Anadolu insanı, “kul”dan “birey”e dönüşmekte olan temel kavramıyla yeni kültüründe bir “kollektif ben” oluşturuyor. Bugün sermayenin, birbirlerinle kârlılık için bağlanan yeni kullarının oluşturduğu “şirket benleri”nde olduğu gibi... Anadolu bu “kollektif ben”e, “can” ve “canlar” diyor . Herşeyi yaratan “canlar”dır.

Anadolu türkülerinin varlığı, "kollektif ben"in sanat yapıtlarında bile olabilirliğini burnumuzun ucuna değin getiriyor. "Kollektif ben"in oluşturduğu bir Yozgat Sürmelisi, bir Turna Semahı az şey midir? Anadolu'nun "kollektif ben"i olmasa, dünyadaki bütün sanat yapıtlarını tarasak sevgisini "açsam yüzünü baksam dursam" diye anlatabilen bir "ben" bulabilir miyiz?
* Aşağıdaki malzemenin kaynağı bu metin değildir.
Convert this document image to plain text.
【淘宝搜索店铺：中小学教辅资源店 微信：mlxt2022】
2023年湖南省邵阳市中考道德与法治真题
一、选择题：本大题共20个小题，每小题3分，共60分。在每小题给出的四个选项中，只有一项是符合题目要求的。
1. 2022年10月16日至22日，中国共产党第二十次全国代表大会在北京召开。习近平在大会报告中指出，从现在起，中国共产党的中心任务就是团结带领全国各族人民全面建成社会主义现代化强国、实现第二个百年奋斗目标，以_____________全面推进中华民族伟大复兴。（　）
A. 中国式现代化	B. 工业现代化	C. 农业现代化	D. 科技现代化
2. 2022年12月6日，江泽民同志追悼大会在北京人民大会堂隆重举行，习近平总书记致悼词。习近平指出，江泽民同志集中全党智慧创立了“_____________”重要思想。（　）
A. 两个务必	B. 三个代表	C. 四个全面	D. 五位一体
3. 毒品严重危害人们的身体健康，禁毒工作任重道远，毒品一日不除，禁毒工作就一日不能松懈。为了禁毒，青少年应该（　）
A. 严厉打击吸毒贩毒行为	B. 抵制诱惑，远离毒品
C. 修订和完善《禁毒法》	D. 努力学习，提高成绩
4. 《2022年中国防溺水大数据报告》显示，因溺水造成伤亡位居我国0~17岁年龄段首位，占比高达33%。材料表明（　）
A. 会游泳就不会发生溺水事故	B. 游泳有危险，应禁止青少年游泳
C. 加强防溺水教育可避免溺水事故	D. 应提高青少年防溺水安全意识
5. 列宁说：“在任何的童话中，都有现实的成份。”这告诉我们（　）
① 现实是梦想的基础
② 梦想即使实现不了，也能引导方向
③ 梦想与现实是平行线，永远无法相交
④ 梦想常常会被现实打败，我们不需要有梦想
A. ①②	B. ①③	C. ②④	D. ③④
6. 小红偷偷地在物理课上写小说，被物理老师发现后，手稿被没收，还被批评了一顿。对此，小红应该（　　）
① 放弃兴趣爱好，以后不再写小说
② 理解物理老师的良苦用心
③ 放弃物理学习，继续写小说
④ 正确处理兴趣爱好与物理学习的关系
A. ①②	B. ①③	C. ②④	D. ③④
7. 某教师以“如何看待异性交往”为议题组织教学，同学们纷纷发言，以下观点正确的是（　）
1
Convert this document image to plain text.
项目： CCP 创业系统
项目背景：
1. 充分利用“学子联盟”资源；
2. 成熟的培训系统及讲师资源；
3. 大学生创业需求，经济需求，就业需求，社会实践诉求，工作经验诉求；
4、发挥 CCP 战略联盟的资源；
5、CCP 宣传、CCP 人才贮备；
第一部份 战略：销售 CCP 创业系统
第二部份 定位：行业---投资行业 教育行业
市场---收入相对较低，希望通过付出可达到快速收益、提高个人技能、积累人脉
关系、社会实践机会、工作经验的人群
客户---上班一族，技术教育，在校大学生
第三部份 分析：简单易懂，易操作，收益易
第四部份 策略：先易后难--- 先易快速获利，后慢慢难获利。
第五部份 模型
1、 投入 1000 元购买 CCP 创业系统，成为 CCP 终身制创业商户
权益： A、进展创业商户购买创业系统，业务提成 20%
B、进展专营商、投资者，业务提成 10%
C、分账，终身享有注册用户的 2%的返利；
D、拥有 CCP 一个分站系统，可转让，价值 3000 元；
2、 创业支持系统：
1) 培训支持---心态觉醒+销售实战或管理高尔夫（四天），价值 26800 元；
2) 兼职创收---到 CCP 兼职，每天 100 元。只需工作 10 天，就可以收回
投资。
Onlardaki "yanık"lığı yakalayabilir miyiz? Anadolu Türkülerinin yöneltmesi olmasa Cemal Süreya şiirindeki "içten" ("samimi" anlamında değil, "dıştan olmayan" anlamında) bakış ortaya çıkabilir miydi? Açıp Karac'oğlan'a bir baksak... Hadi imzasız olsun, "Çamdan sakız akıyor" türküsüne baksak... İmza (mahlas), 13.yy'da "ben" kültürü gelişmeye başladıktan sonra türküye girdi; ama türküler "kollektif ben"in ürünü olma özelliğini yitirmedi...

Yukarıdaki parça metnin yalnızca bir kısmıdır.